Im heurigen Frühjahr ist Paul Austers legendäres "Red Notebook" aus dem Jahre 1995 in bibliophiler Ausstattung (wieder-)aufgelegt worden. Darin versammelt der New Yorker Autor "wahre Geschichten", in denen allesamt der Zufall eine so unglaubliche wie entscheidende Rolle spielt. (Demnächst an anderer Stelle im "extra" mehr darüber.)
Es handelt sich dabei um jene Art von Zufällen, die der Psychoanalytiker C. G. Jung Synchronizitäten, der Biologe Paul Kammerer serielle - und der Schriftsteller Arthur Koestler koordinierte Ereignisse genannt haben. Wie auch immer bezeichnet, fantastisch muten diese Geschichten, in denen sich seltsam geisterhafte Zusammenhänge zu zeigen scheinen, immerzu an. Kürzlich habe ich selbst eine solche erlebt.

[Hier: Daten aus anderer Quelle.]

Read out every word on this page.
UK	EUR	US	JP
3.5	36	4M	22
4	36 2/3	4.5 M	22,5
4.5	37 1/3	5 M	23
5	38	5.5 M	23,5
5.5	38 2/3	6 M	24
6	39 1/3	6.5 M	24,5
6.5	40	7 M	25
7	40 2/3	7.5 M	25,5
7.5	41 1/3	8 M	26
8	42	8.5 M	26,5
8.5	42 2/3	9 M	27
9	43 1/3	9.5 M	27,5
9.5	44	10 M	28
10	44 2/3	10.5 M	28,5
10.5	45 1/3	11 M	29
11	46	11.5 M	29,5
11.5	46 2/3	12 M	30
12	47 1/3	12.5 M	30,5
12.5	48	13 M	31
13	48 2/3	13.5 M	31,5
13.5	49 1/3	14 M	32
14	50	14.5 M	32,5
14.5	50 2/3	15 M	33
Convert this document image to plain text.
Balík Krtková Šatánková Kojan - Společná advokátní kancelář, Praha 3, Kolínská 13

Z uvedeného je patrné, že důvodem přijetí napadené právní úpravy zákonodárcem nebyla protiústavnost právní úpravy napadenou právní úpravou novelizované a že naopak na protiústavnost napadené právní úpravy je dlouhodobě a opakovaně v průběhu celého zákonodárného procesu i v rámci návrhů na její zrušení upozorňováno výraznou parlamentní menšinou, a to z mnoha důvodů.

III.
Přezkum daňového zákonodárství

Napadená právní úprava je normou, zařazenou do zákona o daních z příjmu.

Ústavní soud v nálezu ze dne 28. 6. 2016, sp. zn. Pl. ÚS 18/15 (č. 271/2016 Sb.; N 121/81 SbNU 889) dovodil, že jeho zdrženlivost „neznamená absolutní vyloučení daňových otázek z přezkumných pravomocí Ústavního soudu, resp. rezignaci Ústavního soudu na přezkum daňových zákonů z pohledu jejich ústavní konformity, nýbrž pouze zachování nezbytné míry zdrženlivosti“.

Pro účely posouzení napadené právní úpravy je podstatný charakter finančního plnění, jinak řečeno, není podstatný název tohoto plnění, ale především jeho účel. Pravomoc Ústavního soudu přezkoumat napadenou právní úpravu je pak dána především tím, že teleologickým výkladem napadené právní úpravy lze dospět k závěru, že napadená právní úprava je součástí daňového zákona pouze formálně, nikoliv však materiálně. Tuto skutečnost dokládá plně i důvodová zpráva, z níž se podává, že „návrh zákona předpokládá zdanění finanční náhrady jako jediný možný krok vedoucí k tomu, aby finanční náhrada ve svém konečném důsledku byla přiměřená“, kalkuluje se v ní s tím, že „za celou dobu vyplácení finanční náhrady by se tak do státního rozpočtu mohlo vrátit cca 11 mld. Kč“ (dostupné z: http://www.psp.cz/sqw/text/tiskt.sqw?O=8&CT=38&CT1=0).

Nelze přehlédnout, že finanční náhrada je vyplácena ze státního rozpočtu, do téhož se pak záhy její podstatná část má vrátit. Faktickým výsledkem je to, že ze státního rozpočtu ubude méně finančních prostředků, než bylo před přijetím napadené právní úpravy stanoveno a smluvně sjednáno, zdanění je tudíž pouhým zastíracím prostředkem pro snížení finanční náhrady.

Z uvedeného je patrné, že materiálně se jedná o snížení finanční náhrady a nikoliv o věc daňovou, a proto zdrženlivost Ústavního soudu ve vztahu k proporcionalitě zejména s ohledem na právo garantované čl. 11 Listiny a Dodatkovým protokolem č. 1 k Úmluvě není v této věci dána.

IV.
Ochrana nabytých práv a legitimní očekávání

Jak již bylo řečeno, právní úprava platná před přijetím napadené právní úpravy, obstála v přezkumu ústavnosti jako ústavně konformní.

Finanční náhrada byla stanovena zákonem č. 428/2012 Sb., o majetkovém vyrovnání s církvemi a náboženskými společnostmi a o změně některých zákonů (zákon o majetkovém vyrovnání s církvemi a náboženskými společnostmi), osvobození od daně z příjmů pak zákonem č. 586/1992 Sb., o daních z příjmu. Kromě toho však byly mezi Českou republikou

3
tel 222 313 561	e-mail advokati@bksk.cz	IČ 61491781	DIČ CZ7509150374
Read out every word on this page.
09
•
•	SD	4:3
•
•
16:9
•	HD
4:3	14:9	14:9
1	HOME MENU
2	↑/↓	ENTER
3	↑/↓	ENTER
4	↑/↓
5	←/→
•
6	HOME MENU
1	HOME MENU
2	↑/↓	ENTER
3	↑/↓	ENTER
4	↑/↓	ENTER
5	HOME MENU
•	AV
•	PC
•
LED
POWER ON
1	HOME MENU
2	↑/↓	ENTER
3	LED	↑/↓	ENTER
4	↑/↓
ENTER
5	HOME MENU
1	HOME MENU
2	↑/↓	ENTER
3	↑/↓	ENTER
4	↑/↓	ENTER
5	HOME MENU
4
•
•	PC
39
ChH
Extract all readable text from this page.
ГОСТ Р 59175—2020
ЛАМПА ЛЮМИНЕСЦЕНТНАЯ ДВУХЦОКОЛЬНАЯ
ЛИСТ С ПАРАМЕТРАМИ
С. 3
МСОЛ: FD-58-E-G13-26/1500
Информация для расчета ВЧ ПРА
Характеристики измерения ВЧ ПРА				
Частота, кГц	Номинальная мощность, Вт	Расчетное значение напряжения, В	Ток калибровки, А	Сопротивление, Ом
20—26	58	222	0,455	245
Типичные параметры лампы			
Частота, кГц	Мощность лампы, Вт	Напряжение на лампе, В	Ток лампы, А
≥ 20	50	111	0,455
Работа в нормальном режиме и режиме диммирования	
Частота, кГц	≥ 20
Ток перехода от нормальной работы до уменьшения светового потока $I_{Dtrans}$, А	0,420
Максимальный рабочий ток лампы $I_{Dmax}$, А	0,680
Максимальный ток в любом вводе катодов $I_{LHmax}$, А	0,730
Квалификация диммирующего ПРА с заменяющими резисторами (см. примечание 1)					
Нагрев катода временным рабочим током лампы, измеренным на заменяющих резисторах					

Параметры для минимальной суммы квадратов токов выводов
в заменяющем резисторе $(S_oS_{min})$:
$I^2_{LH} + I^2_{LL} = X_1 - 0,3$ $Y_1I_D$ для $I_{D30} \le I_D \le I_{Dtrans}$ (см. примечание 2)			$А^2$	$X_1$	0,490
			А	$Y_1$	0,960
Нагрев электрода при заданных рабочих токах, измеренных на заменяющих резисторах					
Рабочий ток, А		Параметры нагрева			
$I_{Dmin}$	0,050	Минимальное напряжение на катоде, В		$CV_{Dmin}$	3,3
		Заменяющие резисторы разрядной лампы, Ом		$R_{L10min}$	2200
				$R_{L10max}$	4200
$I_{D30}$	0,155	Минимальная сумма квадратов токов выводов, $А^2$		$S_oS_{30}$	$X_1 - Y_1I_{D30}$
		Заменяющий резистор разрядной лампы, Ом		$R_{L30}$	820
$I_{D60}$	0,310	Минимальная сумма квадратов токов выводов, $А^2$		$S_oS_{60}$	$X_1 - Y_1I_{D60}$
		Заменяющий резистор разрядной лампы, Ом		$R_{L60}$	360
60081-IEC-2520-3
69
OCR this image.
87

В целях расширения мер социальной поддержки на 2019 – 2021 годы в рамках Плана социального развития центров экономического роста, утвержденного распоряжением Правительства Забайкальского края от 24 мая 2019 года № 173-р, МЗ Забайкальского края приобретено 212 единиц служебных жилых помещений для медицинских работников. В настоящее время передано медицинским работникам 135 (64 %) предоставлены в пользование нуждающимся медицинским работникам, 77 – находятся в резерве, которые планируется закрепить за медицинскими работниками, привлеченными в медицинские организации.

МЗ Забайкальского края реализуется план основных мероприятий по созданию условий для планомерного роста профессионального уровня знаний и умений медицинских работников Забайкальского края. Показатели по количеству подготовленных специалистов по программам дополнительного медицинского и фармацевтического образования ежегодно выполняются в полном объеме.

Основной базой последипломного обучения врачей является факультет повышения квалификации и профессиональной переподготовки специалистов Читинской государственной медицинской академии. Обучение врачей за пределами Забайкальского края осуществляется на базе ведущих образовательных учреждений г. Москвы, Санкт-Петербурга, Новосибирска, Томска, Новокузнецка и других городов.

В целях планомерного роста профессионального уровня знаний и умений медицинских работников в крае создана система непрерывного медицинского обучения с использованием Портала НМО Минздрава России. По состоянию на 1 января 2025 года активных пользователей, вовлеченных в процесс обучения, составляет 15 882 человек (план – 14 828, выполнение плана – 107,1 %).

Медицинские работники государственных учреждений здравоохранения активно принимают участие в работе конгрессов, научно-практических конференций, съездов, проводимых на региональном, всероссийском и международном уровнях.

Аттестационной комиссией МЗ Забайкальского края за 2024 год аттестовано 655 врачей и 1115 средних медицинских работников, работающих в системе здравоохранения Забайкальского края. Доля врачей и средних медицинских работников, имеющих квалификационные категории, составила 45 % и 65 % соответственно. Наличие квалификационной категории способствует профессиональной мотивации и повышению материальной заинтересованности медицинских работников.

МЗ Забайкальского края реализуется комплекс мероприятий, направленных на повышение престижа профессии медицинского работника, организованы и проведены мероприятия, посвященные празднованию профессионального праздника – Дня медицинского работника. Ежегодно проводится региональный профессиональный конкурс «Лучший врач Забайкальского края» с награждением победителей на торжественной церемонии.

Es war nach dem Konzert des Quartetts The Erlkings, das mit seinen auf Englisch gesungenen und in kurioser Instrumentierung (u.a. mit Tuba und Vibraphon) wiedergegebenen Schubert-Liedern im Wiener Konzerthaus aufgetreten war. Der Cellist erzählte mir bei einem Umtrunk von einem Startup, für welches er tätig ist. Es nennt sich Music Traveler - und erlaubt Musikern via App (oder auf der Homepage des Unternehmens) passende Proberäume zu finden. So wird etwa in Wien darauf hingewiesen, in welchen Räumlichkeiten Klaviere zur Verfügung stehen. Für Pianisten ein wichtiger Hinweis.
Zu den (finanziellen) Unterstützern der ersten Stunden zählen, wie mir Ivan, der Cellist, erzählte, auch Prominente, u.a. der Schauspieler John Malkovich und der Sänger und Pianoman Billy Joel. Zu jenem merkte ich an, dass der ja einen ganz speziellen Bezug zu Wien habe (der Heimatstadt seines Vaters), was auch im Song "Vienna" (1977) zum Ausdruck komme. Ja ja, sagte Ivan, Billy Joel sei ein ganz wichtiger Förderer.
Als wir uns danach, es war gegen Mitternacht, am Schwarzenbergplatz voneinander verabschiedeten, ging ich anschließend die Gußhausstraße entlang. Nach vielleicht zweihundert Metern sah ich auf dem ansonst menschenleeren Gehsteig einen jungen Mann, dem ich zügig näher kam. Als ich zu ihm aufschloss, hörte ich Musik, die - so viel war rasch klar - nur aus dem Handy stammen konnte, das er in der Hand hielt. Zuerst ärgerte ich mich über diese Rücksichtslosigkeit, hier um diese Zeit auf diese Weise laut Musik zu spielen. Doch als ich ganz nahe war, schlug mein Ärger in pures Entzücken um. Denn was ertönte aus dem Mobilgerät des jungen Mannes, wie ich beim Vorbeigehen erkannte!? Es war unverkennbar der Song "Pianoman" von - Billy Joel!
Ich bekam sogleich Gänsehaut, denn es war schon eine unglaubliche Koinzidenz, die mir da zur Geisterstunde buchstäblich zufiel: Dass von den Abermillionen möglichen Liedern und Interpreten ausgerechnet dieses/dieser hier erklang. Da wischt man alle Wahrscheinlichkeitstheorien, die derlei Zufälle in kühler Rechnungsart entzaubern, beiseite und glaubt kurz an einen himmlischen Strippenzieher oder besser: Pianisten, der solch eine "Musik des Zufalls" (auch ein Paul-Auster-Buchtitel) anschlägt.